Een uitgave van mats bv ©
KONIJN
Jaargang III, 15
Als mijn moeder vroeger 'nee' zei, dan was het 'nee'. Behalve soms. In feite had ze twee verschillende 'nee's'. Er was een 'nee' waarvan je als kind wist dat je net zo goed ophouden kon met zeuren, dat was het onvoorwaardelijke nee, en dan was er het 'nee' met mogelijkheden. Dan hoorde je als kind iets in haar stem dat hoop gaf. Een onverbiddelijk en onherroepelijk 'nee' had mijn moeder bijvoorbeeld gereserveerd voor de voortdurende roep van ons kinderen om een huisdier, een hondje om precies te zijn. Dat was nee en dat bleef nee. Een hond, dat gaf alleen maar viezigheid in huis. En hoewel ze dat het ergste vond, zei ze er altijd meteen achter aan dat dat nog niet eens het ergste was, maar dat ze nu al kon voorspellen dat zij na een paar maanden degene was die het dier zou moeten uitlaten. Het was 'nee' en het bleef 'nee'. 'Al ga je op je kop staan,' was haar vaste slotopmerking en dan was de discussie gesloten. Een kanariepietje kreeg ik en dat was eigenlijk omdat ik die van een oom kreeg voordat mijn moeder het kon weigeren. Toen wij dat beestje op een zondagavond met de pootjes omhoog in zijn kooitje vonden, verdacht ik mijn moeder ernstig van een soort 'opgeruimd staat netjes'. Het gaf namelijk een beetje rommel op de keukenvloer, met zand en zaadjes, en wie moest dat altijd opruimen?

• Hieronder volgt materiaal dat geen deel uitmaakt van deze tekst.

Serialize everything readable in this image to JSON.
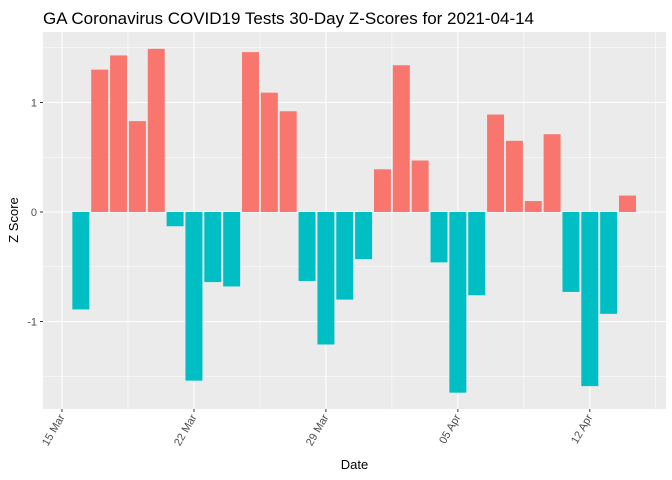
{
  "chart_data": {
    "type": "bar",
    "title": "GA Coronavirus COVID19 Tests 30-Day Z-Scores for 2021-04-14",
    "xlabel": "Date",
    "ylabel": "Z Score",
    "x_tick_labels": [
      "15 Mar",
      "22 Mar",
      "29 Mar",
      "05 Apr",
      "12 Apr"
    ],
    "y_tick_labels": [
      "-1",
      "0",
      "1"
    ],
    "y_ticks": [
      -1,
      0,
      1
    ],
    "ylim": [
      -1.75,
      1.65
    ],
    "grid": true,
    "colors": {
      "positive": "#F8766D",
      "negative": "#00BFC4",
      "panel": "#EBEBEB",
      "grid": "#FFFFFF"
    },
    "x": [
      "2021-03-16",
      "2021-03-17",
      "2021-03-18",
      "2021-03-19",
      "2021-03-20",
      "2021-03-21",
      "2021-03-22",
      "2021-03-23",
      "2021-03-24",
      "2021-03-25",
      "2021-03-26",
      "2021-03-27",
      "2021-03-28",
      "2021-03-29",
      "2021-03-30",
      "2021-03-31",
      "2021-04-01",
      "2021-04-02",
      "2021-04-03",
      "2021-04-04",
      "2021-04-05",
      "2021-04-06",
      "2021-04-07",
      "2021-04-08",
      "2021-04-09",
      "2021-04-10",
      "2021-04-11",
      "2021-04-12",
      "2021-04-13",
      "2021-04-14"
    ],
    "values": [
      -0.89,
      1.3,
      1.43,
      0.83,
      1.49,
      -0.13,
      -1.54,
      -0.64,
      -0.68,
      1.46,
      1.09,
      0.92,
      -0.63,
      -1.21,
      -0.8,
      -0.43,
      0.39,
      1.34,
      0.47,
      -0.46,
      -1.65,
      -0.76,
      0.89,
      0.65,
      0.1,
      0.71,
      -0.73,
      -1.59,
      -0.93,
      0.15
    ]
  }
}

Konijnen hadden we wel, maar die kwamen niet binnen. Die zaten in een hok achter het huis. Maar als je het als jongetje eenmaal hebt meegemaakt dat je vlak voor Kerstmis om een boodschap wordt gestuurd en daarna de kooi leeg vindt en een dag later de pan vol, dan leer je wel af om een emotionele binding met zo'n beestje op te bouwen. Een jaar na die schokkende ervaring kon ik mijn vader al helpen met de slacht.

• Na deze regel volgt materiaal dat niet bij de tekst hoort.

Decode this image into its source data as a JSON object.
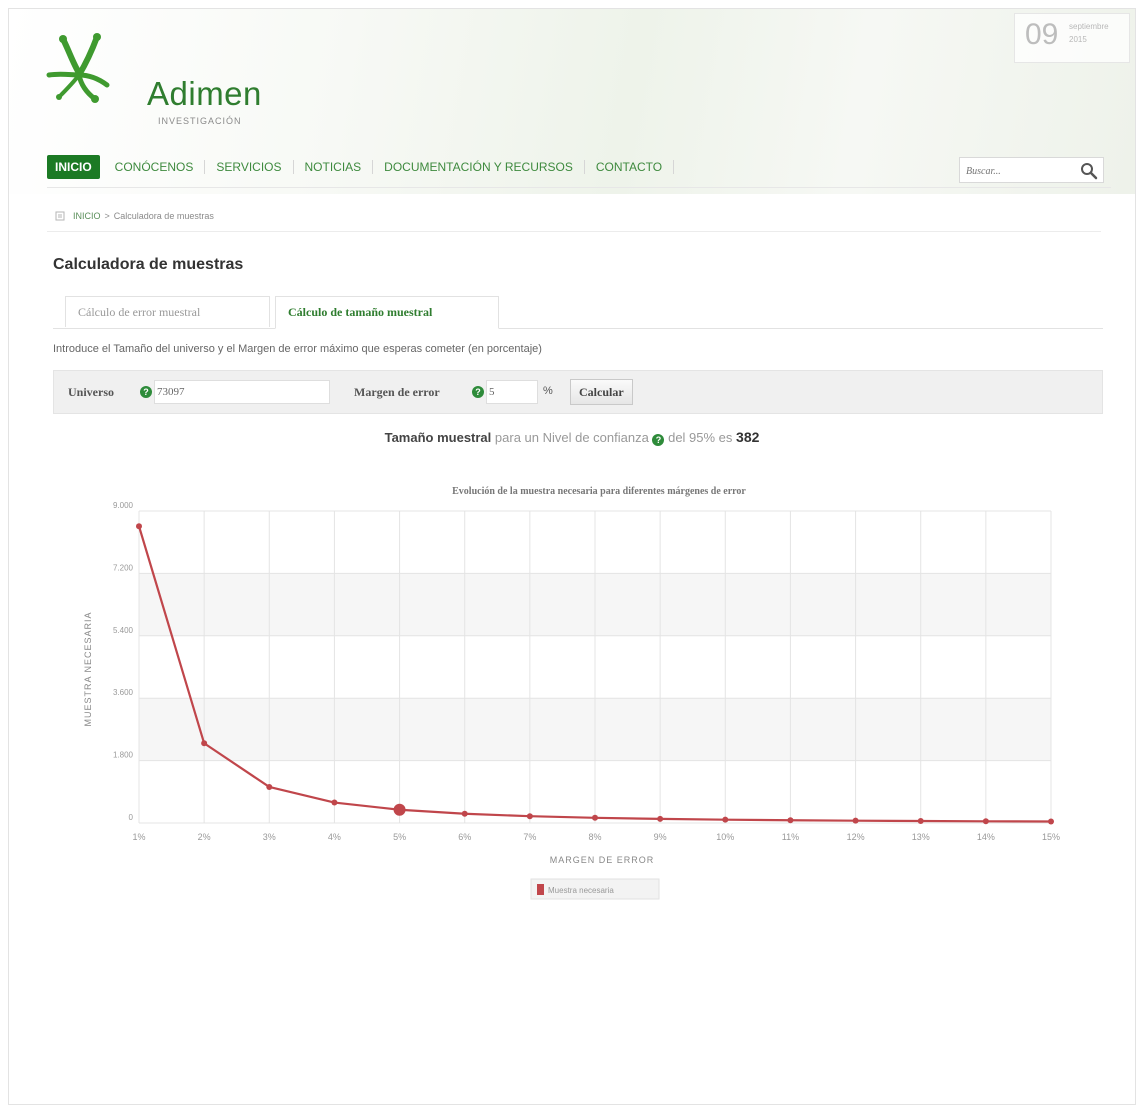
{
  "header": {
    "logo_name": "Adimen",
    "logo_sub": "INVESTIGACIÓN",
    "date_day": "09",
    "date_month": "septiembre",
    "date_year": "2015"
  },
  "nav": {
    "items": [
      "INICIO",
      "CONÓCENOS",
      "SERVICIOS",
      "NOTICIAS",
      "DOCUMENTACIÓN Y RECURSOS",
      "CONTACTO"
    ],
    "active": "INICIO"
  },
  "search": {
    "placeholder": "Buscar..."
  },
  "breadcrumb": {
    "home": "INICIO",
    "separator": ">",
    "current": "Calculadora de muestras"
  },
  "page_title": "Calculadora de muestras",
  "tabs": [
    {
      "label": "Cálculo de error muestral",
      "active": false
    },
    {
      "label": "Cálculo de tamaño muestral",
      "active": true
    }
  ],
  "intro_text": "Introduce el Tamaño del universo y el Margen de error máximo que esperas cometer (en porcentaje)",
  "form": {
    "universo_label": "Universo",
    "universo_value": "73097",
    "margen_label": "Margen de error",
    "margen_value": "5",
    "percent_sign": "%",
    "submit_label": "Calcular",
    "help_glyph": "?"
  },
  "result": {
    "prefix": "Tamaño muestral",
    "middle": "para un Nivel de confianza",
    "suffix": "del 95% es",
    "value": "382"
  },
  "colors": {
    "accent": "#1c7a24",
    "series": "#c0464b"
  },
  "chart_data": {
    "type": "line",
    "title": "Evolución de la muestra necesaria para diferentes márgenes de error",
    "xlabel": "MARGEN DE ERROR",
    "ylabel": "MUESTRA NECESARIA",
    "categories": [
      "1%",
      "2%",
      "3%",
      "4%",
      "5%",
      "6%",
      "7%",
      "8%",
      "9%",
      "10%",
      "11%",
      "12%",
      "13%",
      "14%",
      "15%"
    ],
    "y_ticks": [
      "0",
      "1.800",
      "3.600",
      "5.400",
      "7.200",
      "9.000"
    ],
    "ylim": [
      0,
      9000
    ],
    "grid": true,
    "legend_position": "bottom",
    "highlight_category": "5%",
    "series": [
      {
        "name": "Muestra necesaria",
        "values": [
          8560,
          2300,
          1040,
          590,
          382,
          266,
          196,
          150,
          118,
          96,
          79,
          67,
          57,
          49,
          43
        ]
      }
    ]
  }
}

Ter compensatie van al dit onverwerkte jeugdleed heeft een bonte stoet van huisdieren mij in mijn zelfstandige jaren gezelschap gehouden. Ik heb vele vogels gehouden, inheems en uitheems, hamsters, cavia's glad- en ruwharig, konijnen die gewoon in de kamer mochten rondlopen, een geit, een lamme eend, hondjes en poezen, veel poezen. En met die poezen is het afgelopen. Toen we de laatste in de dierenambulance afgevoerd hebben zien worden, besloten mijn vrouw en ik dat het maar even genoeg geweest moest zijn. Een jeugdtrauma werd genezen verklaard. Toen mijn dochter en mijn echtgenote dan ook voor de etalage van een dierenwinkel een schattig hangoordwergkonijntje stonden te bewonderen, meende ik even flink te moeten zijn. 'Dat is nu even leuk, maar straks sta ik het hok schoon te maken en die beesten gaan om de haverklap dood en dat geeft allemaal maar verdriet en ze zijn trouwens te klein om met Kerstmis op te eten.'
Moet de geschiedenis zich nou blijven herhalen? Ga ik mijn zoon straks nog naar de kapper sturen omdat zijn haar te lang is?